We’ve had a lot of questions about this recently. That’s why I wanted to prepare a short blog post on this subject.

First of all, let’s talk about the PTR record:
PTR, queries the DNS record to which an IP address corresponds, as opposed to the A record. That’s why it is also called Reverse DNS.

E-mail servers try to understand that the e-mail is not manipulated or spoofed until it arrives from the exiting server to the receiving server. They can verify this with authentication methods such as SPF, DKIM, and DMARC embedded in the header of incoming emails. In addition, some servers need to check the PTR record as well.

So, what should the content of the PTR record be?
Basically, the PTR record provides verification of your sending server addresses. For example, the IP address of the server used to send mail that you have included in your SPF record is You should create a PTR record for this IP address and enter the server DNS address/hostname in the corresponding value.

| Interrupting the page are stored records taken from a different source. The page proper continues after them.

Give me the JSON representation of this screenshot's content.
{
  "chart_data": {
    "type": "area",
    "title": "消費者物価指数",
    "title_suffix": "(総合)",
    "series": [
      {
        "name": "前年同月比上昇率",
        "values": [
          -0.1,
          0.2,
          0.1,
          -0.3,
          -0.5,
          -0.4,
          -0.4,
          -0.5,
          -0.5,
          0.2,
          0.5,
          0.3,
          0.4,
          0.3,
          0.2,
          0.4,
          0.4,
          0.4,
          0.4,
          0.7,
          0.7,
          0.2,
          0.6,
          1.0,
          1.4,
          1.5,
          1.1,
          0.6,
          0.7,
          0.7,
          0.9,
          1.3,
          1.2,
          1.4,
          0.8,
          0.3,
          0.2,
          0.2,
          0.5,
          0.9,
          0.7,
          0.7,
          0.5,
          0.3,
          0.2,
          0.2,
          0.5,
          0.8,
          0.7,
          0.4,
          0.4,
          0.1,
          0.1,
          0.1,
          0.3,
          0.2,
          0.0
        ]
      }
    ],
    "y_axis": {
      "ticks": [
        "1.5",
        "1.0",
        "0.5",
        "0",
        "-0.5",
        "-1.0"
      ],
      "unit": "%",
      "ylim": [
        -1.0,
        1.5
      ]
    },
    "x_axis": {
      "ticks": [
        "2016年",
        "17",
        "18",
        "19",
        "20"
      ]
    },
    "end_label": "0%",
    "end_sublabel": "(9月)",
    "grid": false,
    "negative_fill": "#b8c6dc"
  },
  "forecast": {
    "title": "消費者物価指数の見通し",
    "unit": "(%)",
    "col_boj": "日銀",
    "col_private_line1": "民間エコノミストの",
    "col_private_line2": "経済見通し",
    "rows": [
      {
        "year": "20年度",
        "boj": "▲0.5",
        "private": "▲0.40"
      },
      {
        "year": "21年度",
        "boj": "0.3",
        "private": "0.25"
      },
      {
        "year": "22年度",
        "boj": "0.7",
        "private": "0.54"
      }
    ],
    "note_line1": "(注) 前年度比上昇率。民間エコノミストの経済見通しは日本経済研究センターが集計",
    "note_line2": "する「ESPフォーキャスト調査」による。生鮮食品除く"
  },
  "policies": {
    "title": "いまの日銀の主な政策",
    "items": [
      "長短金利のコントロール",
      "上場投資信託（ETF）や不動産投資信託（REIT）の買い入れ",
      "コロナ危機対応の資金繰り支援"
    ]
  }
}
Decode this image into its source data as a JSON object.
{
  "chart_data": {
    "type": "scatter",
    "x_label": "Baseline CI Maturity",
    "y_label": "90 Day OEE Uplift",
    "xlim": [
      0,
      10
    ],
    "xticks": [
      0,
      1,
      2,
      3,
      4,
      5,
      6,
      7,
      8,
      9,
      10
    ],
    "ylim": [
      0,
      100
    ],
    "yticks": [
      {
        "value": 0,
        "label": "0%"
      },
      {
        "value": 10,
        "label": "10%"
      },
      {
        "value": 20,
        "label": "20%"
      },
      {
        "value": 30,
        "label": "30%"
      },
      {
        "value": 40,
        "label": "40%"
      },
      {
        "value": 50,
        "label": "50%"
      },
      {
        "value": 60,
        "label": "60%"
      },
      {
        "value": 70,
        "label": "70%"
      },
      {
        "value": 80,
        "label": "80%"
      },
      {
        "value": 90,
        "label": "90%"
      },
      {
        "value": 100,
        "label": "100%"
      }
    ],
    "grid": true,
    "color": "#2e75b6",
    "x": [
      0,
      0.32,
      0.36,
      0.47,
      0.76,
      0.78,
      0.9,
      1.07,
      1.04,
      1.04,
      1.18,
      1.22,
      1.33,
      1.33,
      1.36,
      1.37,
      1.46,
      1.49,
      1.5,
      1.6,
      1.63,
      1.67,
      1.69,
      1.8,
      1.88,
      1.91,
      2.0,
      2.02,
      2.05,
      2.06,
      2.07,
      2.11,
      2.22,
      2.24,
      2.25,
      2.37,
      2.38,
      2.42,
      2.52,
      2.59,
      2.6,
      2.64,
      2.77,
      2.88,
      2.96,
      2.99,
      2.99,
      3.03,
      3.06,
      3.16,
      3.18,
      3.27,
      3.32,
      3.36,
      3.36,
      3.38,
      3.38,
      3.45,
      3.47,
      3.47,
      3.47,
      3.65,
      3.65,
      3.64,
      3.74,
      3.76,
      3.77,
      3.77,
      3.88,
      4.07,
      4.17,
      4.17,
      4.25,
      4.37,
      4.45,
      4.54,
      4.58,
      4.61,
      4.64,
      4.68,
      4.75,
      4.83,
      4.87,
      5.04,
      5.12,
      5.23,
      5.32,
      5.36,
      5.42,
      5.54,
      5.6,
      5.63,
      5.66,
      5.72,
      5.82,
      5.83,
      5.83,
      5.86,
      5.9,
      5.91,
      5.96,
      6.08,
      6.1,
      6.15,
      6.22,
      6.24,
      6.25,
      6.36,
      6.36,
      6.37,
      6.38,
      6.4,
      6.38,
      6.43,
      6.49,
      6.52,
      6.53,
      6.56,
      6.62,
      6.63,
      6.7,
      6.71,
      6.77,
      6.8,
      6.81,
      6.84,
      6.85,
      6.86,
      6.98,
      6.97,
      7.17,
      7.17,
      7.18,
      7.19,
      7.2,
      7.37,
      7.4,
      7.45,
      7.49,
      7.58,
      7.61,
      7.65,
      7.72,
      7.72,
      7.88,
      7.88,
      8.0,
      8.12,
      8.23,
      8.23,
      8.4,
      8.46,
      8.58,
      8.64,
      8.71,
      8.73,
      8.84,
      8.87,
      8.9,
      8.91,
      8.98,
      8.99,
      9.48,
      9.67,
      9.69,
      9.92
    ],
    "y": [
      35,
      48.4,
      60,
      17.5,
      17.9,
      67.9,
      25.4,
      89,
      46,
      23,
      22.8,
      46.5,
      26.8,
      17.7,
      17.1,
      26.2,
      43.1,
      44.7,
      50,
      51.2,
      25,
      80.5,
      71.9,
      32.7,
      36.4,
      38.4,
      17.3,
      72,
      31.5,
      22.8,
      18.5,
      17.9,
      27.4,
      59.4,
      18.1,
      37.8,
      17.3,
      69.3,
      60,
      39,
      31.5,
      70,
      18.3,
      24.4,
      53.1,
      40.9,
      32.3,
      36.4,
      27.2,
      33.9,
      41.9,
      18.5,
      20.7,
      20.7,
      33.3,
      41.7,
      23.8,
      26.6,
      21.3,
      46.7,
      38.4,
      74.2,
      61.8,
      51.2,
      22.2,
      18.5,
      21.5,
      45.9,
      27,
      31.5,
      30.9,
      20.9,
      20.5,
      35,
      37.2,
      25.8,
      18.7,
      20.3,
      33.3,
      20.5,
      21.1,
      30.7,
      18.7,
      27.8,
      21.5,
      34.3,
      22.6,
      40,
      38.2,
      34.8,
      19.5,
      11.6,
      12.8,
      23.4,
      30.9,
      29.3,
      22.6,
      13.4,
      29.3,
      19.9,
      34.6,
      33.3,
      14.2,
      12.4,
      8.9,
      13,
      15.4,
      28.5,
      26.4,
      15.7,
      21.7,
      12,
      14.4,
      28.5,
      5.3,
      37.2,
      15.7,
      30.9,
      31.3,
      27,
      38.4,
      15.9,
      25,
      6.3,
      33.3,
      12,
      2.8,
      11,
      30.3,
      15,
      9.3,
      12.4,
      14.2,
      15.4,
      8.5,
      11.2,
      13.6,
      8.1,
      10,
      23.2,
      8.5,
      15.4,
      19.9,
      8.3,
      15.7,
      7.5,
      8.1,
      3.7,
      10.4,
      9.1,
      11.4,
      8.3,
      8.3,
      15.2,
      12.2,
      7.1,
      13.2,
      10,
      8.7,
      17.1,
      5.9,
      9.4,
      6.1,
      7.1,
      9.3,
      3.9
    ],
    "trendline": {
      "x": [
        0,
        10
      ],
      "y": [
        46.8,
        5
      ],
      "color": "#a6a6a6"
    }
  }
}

You need to do this to all addresses you have authorized for sending e-mails.

So, how do things work on Microsoft 365, Exchange Online?

Unfortunately, the PTR record is not a viable verification method on Exchange Online. This situation is caused by the Exchange Online architecture. An Exchange online user does not always send mail from a fixed IP address/server while sending mail. A random IP address from a very large IP/server pool is used when sending mail. Therefore, every time the user sends an e-mail, the e-mail is output from a different IP address.

Since there is such a large and dynamic IP usage, it is not a viable method to create a PTR record for each IP address. Therefore, if you are a Microsoft 365 user, you cannot use the PTR record verification method.

What should we do in this situation?

After making sure that your SPF, DKIM and DMARC records are published correctly, we can submit the proof that they work to the recipient side and ask them to add us to the trusted addresses on their mail servers.

In this way, we can have an uninterrupted mail flow between the recipient side and us.